Wednesday, March 28, 2007


   Out of Random I Suppose
Take this pain away and try to imagine the idea that I still love you. I would rather die a thousand deaths than to see you with her. And the best part is, I won't regret anything.

I hate being so damn depressed over you, yet I smile whenever you're around. I'll think of you night and day, but it's not changing anything. If I cry for you, you're not gonna see my tears anyway.

I'm gonna let my mascara run off all over my face before I get to school. I'm gonna turn around in class and ask what the hell you want again. And I'm gonna smile and say I'm only fuckin with your head.

When the school day ends, I'm gonna roam those empty hallways, in my mind thinking about you. I'm always going to wonder if you're thinking about me, or if I simply cross your mind at most. And I'll slam my fists off of the floor and bash my head off the lockers near and scream, "Why did it have to be you?!" over and over until my head starts to bleed. Maybe that'll help a little bit.

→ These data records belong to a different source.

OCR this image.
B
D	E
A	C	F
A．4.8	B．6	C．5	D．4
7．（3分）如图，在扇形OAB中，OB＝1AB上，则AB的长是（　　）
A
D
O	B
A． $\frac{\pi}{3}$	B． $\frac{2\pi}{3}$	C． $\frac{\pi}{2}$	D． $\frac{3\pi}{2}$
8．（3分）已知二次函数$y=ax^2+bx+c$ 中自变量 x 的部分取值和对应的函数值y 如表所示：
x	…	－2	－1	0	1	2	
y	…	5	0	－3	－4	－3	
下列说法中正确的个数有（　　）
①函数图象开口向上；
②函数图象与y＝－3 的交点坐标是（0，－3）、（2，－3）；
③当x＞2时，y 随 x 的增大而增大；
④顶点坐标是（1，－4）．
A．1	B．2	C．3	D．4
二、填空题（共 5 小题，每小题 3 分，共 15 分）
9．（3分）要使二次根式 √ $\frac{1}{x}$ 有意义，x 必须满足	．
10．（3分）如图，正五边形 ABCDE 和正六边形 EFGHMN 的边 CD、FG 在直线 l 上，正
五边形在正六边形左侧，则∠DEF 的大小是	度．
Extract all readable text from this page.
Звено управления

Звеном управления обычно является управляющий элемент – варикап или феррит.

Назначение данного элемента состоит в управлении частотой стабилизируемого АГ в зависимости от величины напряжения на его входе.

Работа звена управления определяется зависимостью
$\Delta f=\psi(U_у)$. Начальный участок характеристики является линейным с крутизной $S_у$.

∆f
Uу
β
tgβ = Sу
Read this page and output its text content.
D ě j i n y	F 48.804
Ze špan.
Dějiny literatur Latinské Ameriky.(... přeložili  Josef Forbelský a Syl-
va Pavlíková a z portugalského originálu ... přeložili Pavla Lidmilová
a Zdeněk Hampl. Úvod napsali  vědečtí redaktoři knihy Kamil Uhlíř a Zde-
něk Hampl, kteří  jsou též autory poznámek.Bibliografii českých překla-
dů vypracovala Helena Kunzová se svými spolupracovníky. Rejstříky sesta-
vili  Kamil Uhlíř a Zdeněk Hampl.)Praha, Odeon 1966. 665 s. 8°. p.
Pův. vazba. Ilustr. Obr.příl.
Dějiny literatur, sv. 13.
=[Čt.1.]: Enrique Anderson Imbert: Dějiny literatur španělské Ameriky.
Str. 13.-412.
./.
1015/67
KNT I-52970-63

As I'm walking home, I'm gonna just nearly get hit by a car again. These people must be getting pretty pissed that this happens every day. But I'll be listenin to my iPod, blasting "This Kiss" and wondering why I couldn't have the story book ending romance I always dreamed of with you. Why did Snow White have to make it look so simple?

I'll walk in the door, and throw my books at the wall. Storm up the steps and into my room as if I was scared or pissed off again. I'm gonna dig
out all the papers I've been hiding from myself to keep me from crying all over them and making all the pencil smear. Sarah's gonna flip if she finds out.

Eventually my parents will call me downstairs for dinner and I'll be forced into eating a "family dinner." I'll keep my silence, since the last thing I need is for them to bring you up. No, we don't want that to happen, now do we? I don't want Daddy kickin ur ass for calling late again.

When I finally get back upstairs, I'm gonna call you and ask what was for homework. I really just want to ask you to the movies that Friday night. Instead I sit and bite my tongue, since you're always leaving me on edge your delayed reactions. I'll never be sure if your thinking of a responce or excuse to go or a nice way of saying no. That's what I always get, don't I always?

So at the end of the night, when I go to sleep, I'll think of you, no doubt. I'm gonna put even more stains on my pillow from all the crying I do. I'll wonder why we can't be together, or why I love you so much. Love at first sight isn't that believable.

And I'm gonna fall asleep in your, as you would say it, "irresistable," grasp. Damn that's gonna hurt.

No. I guess you can't help it I want you, now can you. 'Cause you're just too damn irresistable I guess.